Un altro flash è quello dell'ospedale. Una maledetta appendicite acuta mi costrinse sul letto d'ospedale dopo neanche una settimana dall'esordio. Al ritorno dalla sala operatoria la prima visita fu di Bob Hill, accompagnato dalla moglie. Un vero flash. Potevo aspettarmi di vedere Ettore o qualche altro allenatore delle giovanili e invece comparve lui. Gran signore.

Un ricordo nitido, invece, è quello del mio professore di chimica, abbonato Virtus, prima fila del parterre. Durante il riscaldamento pretendeva che andassi a salutarlo.

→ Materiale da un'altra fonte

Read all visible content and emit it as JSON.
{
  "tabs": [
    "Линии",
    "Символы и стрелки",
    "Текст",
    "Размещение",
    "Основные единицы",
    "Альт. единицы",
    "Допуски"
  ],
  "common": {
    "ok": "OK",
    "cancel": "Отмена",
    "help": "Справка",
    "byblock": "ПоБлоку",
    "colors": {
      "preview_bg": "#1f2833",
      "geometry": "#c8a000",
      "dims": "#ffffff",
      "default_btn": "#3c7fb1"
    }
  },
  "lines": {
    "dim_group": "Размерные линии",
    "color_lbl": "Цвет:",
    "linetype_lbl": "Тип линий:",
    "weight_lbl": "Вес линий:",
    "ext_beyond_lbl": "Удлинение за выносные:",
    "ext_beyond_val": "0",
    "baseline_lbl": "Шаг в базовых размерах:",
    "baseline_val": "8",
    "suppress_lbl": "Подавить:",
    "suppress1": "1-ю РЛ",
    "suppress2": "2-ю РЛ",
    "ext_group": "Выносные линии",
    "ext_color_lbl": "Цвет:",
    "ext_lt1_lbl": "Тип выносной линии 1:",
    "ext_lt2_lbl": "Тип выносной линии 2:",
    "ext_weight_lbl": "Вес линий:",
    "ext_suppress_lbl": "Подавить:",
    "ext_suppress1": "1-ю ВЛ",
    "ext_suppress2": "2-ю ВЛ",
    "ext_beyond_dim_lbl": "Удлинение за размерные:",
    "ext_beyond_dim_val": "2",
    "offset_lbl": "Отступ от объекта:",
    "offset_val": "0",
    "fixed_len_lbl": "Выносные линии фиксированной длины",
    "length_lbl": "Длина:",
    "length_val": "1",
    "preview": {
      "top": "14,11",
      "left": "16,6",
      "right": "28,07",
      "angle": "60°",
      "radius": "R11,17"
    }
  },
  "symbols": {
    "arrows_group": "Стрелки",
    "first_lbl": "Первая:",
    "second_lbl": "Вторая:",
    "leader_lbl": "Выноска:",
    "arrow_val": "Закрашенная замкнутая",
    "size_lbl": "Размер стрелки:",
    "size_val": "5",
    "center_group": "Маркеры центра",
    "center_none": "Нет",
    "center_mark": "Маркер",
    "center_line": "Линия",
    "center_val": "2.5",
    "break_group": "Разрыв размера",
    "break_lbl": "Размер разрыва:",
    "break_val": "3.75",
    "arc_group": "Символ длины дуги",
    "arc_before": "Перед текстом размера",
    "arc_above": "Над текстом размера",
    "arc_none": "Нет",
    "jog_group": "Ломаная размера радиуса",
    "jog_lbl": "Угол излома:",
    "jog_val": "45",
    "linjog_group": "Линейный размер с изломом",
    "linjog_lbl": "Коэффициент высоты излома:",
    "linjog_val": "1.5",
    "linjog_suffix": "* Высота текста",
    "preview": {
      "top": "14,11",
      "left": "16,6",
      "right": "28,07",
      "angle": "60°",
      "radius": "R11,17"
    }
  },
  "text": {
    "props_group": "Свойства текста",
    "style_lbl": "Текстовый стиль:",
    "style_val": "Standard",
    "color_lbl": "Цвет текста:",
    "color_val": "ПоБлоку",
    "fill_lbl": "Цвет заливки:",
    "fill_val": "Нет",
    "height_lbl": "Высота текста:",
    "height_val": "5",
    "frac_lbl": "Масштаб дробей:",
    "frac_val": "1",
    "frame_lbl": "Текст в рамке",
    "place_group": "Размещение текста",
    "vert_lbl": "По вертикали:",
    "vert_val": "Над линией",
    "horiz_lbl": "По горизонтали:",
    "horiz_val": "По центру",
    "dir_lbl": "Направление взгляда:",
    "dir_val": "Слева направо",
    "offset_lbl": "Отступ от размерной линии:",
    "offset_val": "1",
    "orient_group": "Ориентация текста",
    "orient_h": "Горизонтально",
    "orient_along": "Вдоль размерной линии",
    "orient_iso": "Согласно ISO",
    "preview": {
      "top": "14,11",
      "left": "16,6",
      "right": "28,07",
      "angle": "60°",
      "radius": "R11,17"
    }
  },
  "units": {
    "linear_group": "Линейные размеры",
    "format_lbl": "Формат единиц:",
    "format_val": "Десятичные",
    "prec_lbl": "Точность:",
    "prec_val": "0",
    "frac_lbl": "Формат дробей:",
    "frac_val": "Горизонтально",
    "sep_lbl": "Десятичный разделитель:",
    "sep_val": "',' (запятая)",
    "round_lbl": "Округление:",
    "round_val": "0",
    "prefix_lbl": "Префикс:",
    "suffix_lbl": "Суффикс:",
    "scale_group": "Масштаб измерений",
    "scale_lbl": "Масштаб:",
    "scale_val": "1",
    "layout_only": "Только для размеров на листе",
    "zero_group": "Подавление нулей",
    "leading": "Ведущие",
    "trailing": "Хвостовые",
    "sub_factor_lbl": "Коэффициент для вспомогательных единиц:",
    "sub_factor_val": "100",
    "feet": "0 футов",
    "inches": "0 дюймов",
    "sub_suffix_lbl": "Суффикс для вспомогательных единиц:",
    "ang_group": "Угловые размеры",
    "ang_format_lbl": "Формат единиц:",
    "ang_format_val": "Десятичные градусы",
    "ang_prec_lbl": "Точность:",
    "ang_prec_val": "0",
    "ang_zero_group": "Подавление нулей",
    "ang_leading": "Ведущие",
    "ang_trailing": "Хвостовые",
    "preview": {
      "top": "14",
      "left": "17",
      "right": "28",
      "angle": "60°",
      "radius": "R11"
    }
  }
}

Un pazzo, ignorava cosa mi avrebbe atteso negli spogliatoi se solo mi fossi azzardato ad avvicinarmi alla balaustra come un navigato campione.

Così come ricordo nitidamente la cena post partita nel ristorante di Brunamonti e, soprattutto, il brindisi che Dan Peterson propose per me. Non lo potrò mai scordare. C'è un particolare, infatti, che me lo impedisce. Quando il Piccolo Grande Uomo avvicinò il suo calice al mio, ed io ovviamente il mio al suo, mi accorsi che la mia mano era ad un centimetro di distanza dalla candela. Dell'ustione di terzo grado, tuttavia, me ne resi conto solo a casa e pensai che così doveva essere per farmi capire che tutto era vero.